Hiya launches kids growth protein powder for picky eaters
Hiya moved kids protein from sports aisles into daily nutrition, pitching a Sweet Cream powder for picky eaters and kids who need more calories.

Hiya is pushing kids protein into more sensitive territory than the usual sports-and-recovery playbook. With Kids Daily Growth + Protein, the brand said it was making its first-ever kids protein powder for children who need extra protein and calories, including picky eaters and kids struggling to gain healthy weight.
The powder comes in Sweet Cream flavor and blends grass-fed whey with healthy fats, essential minerals and zero sugar. Hiya is not selling it as a single-ingredient add-on; the pitch is growth, with the company saying the product is designed to support height, bone strength and healthy development during the fastest-growing years of life. That framing matters because it places protein in the pediatric nutrition lane, where the question is less about muscle building and more about filling real gaps in a child’s daily diet.
Hiya said a recent survey of its community found nearly 64% of parents believe their kids do not get enough protein, while nearly 76% said their children regularly refuse protein-rich foods. That is the anxiety the brand is trying to meet head-on. The company said the powder is meant for kids who do not consistently eat meat, dairy or other protein-heavy foods, and for families looking for a convenient backup when meals fall short.
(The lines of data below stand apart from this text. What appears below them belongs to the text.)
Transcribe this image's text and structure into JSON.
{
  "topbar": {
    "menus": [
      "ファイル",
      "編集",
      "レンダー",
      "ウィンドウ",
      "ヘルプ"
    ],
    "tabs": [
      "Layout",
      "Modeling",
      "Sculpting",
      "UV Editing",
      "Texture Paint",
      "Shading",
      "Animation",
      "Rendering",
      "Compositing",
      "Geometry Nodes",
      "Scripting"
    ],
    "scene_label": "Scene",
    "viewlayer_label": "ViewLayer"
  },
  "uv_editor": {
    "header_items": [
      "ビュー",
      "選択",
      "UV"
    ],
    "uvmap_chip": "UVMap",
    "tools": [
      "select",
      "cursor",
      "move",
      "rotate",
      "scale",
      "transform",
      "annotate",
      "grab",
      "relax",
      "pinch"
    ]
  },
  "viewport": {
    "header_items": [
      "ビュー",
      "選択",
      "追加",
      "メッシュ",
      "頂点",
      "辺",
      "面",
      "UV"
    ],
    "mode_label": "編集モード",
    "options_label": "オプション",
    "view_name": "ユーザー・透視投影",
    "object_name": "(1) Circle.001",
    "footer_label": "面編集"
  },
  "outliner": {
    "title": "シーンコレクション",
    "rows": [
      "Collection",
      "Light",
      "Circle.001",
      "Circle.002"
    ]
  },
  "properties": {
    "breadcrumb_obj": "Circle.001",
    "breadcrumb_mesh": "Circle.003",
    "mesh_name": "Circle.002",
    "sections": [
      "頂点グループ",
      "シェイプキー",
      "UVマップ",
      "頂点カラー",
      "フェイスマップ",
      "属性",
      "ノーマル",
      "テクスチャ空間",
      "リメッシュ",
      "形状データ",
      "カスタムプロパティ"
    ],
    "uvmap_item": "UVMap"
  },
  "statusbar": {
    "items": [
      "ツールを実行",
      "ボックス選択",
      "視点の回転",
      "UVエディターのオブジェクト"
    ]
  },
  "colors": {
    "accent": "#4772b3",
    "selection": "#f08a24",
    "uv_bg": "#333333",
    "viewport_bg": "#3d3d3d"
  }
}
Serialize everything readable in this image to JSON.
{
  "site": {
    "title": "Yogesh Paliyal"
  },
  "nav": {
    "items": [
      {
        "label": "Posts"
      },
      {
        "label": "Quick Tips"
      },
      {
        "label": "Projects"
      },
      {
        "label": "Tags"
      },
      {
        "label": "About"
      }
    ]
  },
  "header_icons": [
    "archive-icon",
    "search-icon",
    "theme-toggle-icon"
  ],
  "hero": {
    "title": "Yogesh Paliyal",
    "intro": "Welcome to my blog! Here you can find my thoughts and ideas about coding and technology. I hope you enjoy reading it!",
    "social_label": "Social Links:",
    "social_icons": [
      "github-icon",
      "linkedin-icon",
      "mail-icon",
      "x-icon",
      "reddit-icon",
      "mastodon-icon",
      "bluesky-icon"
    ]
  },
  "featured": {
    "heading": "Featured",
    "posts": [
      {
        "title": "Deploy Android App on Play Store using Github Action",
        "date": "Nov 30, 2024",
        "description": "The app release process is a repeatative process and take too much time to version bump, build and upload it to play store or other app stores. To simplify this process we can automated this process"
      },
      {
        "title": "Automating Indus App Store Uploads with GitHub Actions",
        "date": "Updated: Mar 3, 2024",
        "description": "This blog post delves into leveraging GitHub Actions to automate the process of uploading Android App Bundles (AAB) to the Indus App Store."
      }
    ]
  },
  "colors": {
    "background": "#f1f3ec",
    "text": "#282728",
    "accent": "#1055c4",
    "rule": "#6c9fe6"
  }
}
The move also broadens the protein conversation beyond adults, where powders are often tied to fitness, beauty or weight management, and into a category built around balanced growth.
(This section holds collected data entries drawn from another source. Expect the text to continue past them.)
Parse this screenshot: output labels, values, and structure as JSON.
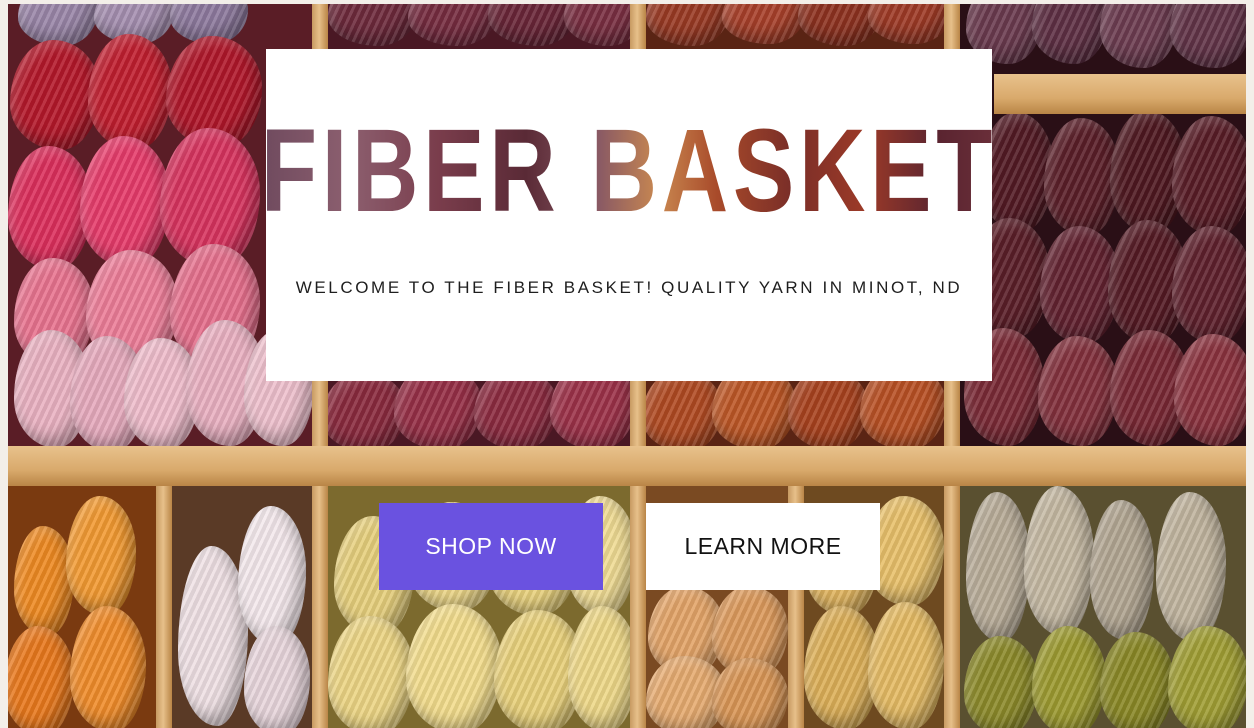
{
  "hero": {
    "brand": "FIBER BASKET",
    "tagline": "WELCOME TO THE FIBER BASKET! QUALITY YARN IN MINOT, ND"
  },
  "buttons": {
    "shop_label": "SHOP NOW",
    "learn_label": "LEARN MORE"
  },
  "colors": {
    "shop_button": "#6a52e0",
    "card": "#ffffff",
    "shelf_wood": "#d9aa6c"
  }
}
The company is leaning hard on trust. Hiya said the product is the first of its kind to earn the Clean Label Project Purity Award, which it described as the highest tier of independent purity certification available to consumer brands after off-the-shelf laboratory testing for heavy metals, pesticide residues, plasticizers and other contaminants. Hiya said it tests every batch of every product for heavy metals and microbials, and said its bottles use medical-grade glass and water-based paint.
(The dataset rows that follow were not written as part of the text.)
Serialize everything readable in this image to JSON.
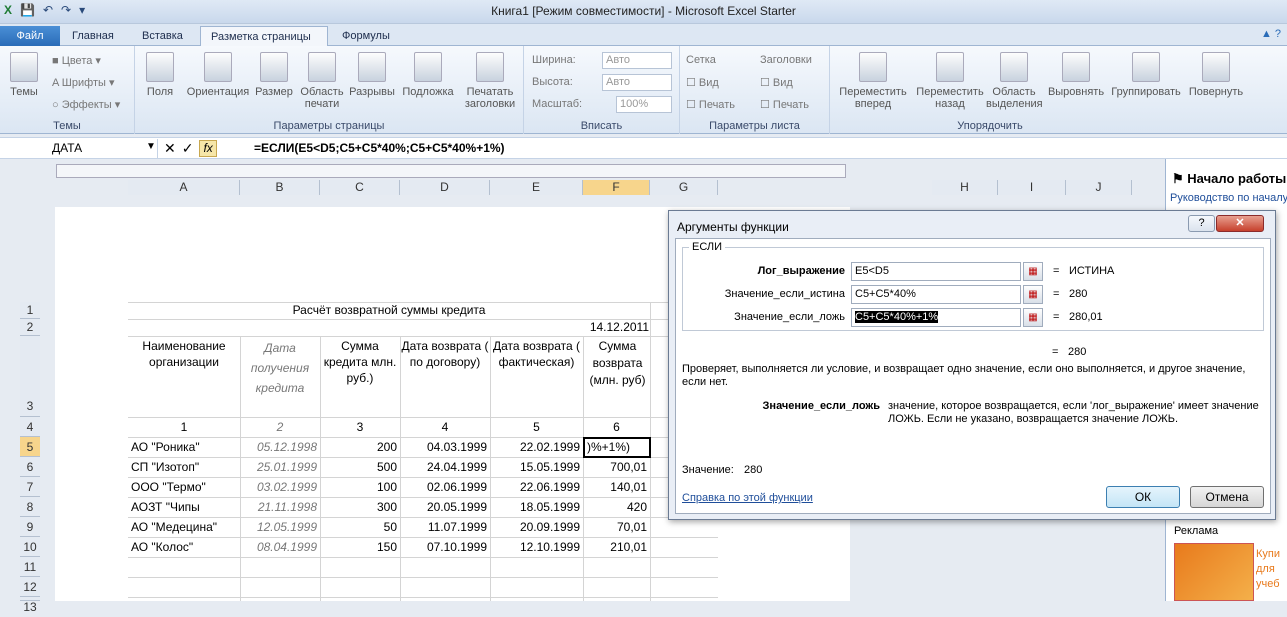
{
  "window": {
    "title": "Книга1  [Режим совместимости]  -  Microsoft Excel Starter",
    "qat": [
      "save-icon",
      "undo-icon",
      "redo-icon"
    ]
  },
  "tabs": [
    "Файл",
    "Главная",
    "Вставка",
    "Разметка страницы",
    "Формулы"
  ],
  "ribbon": {
    "themes": {
      "label": "Темы",
      "btn": "Темы",
      "colors": "Цвета",
      "fonts": "Шрифты",
      "effects": "Эффекты"
    },
    "page_setup": {
      "label": "Параметры страницы",
      "buttons": [
        "Поля",
        "Ориентация",
        "Размер",
        "Область печати",
        "Разрывы",
        "Подложка",
        "Печатать заголовки"
      ]
    },
    "fit": {
      "label": "Вписать",
      "width_label": "Ширина:",
      "width_val": "Авто",
      "height_label": "Высота:",
      "height_val": "Авто",
      "scale_label": "Масштаб:",
      "scale_val": "100%"
    },
    "sheet_opts": {
      "label": "Параметры листа",
      "grid": "Сетка",
      "headers": "Заголовки",
      "view1": "Вид",
      "print1": "Печать",
      "view2": "Вид",
      "print2": "Печать"
    },
    "arrange": {
      "label": "Упорядочить",
      "buttons": [
        "Переместить вперед",
        "Переместить назад",
        "Область выделения",
        "Выровнять",
        "Группировать",
        "Повернуть"
      ]
    }
  },
  "formula_bar": {
    "name_box": "ДАТА",
    "formula": "=ЕСЛИ(E5<D5;C5+C5*40%;C5+C5*40%+1%)"
  },
  "columns": [
    "A",
    "B",
    "C",
    "D",
    "E",
    "F",
    "G",
    "H",
    "I",
    "J"
  ],
  "rows": [
    "1",
    "2",
    "3",
    "4",
    "5",
    "6",
    "7",
    "8",
    "9",
    "10",
    "11",
    "12",
    "13"
  ],
  "sheet": {
    "title": "Расчёт возвратной суммы кредита",
    "date": "14.12.2011",
    "headers": {
      "a": "Наименование организации",
      "b": "Дата получения кредита",
      "c": "Сумма кредита млн. руб.)",
      "d": "Дата возврата ( по договору)",
      "e": "Дата возврата ( фактическая)",
      "f": "Сумма возврата (млн. руб)"
    },
    "nums": [
      "1",
      "2",
      "3",
      "4",
      "5",
      "6"
    ],
    "data": [
      [
        "АО \"Роника\"",
        "05.12.1998",
        "200",
        "04.03.1999",
        "22.02.1999",
        ")%+1%)"
      ],
      [
        "СП \"Изотоп\"",
        "25.01.1999",
        "500",
        "24.04.1999",
        "15.05.1999",
        "700,01"
      ],
      [
        "ООО \"Термо\"",
        "03.02.1999",
        "100",
        "02.06.1999",
        "22.06.1999",
        "140,01"
      ],
      [
        "АОЗТ \"Чипы",
        "21.11.1998",
        "300",
        "20.05.1999",
        "18.05.1999",
        "420"
      ],
      [
        "АО \"Медецина\"",
        "12.05.1999",
        "50",
        "11.07.1999",
        "20.09.1999",
        "70,01"
      ],
      [
        "АО \"Колос\"",
        "08.04.1999",
        "150",
        "07.10.1999",
        "12.10.1999",
        "210,01"
      ]
    ]
  },
  "side_panel": {
    "title": "Начало работы",
    "link": "Руководство по началу",
    "ads": "Реклама",
    "ad_text": "Купи для учеб"
  },
  "dialog": {
    "title": "Аргументы функции",
    "func": "ЕСЛИ",
    "args": [
      {
        "label": "Лог_выражение",
        "value": "E5<D5",
        "result": "ИСТИНА"
      },
      {
        "label": "Значение_если_истина",
        "value": "C5+C5*40%",
        "result": "280"
      },
      {
        "label": "Значение_если_ложь",
        "value": "C5+C5*40%+1%",
        "result": "280,01"
      }
    ],
    "total": "280",
    "desc": "Проверяет, выполняется ли условие, и возвращает одно значение, если оно выполняется, и другое значение, если нет.",
    "arg_desc_label": "Значение_если_ложь",
    "arg_desc": "значение, которое возвращается, если 'лог_выражение' имеет значение ЛОЖЬ. Если не указано, возвращается значение ЛОЖЬ.",
    "value_label": "Значение:",
    "value": "280",
    "help_link": "Справка по этой функции",
    "ok": "ОК",
    "cancel": "Отмена",
    "eq": "="
  }
}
Hiya’s timing also reflects a broader children’s nutrition shift. The company said it has a community of more than 1 million families and thousands of five-star parent reviews, and it has already built a clean-label reputation since announcing Clean Label Project certification in May 2025. That matters in a market where parents scrutinize sweeteners, additives and sourcing almost as much as grams per serving. The American Academy of Pediatrics says protein plays a critical role in infant and pediatric growth, while the Centers for Disease Control and Prevention says children need a variety of nutrient-dense foods each day for healthy growth and brain development, and may need 8 to 10 exposures before they are willing to try a new food. Hiya is betting that for families stuck in that gap between ideal nutrition and real-life eating, protein in a kid-friendly powder feels less like hype and more like insurance.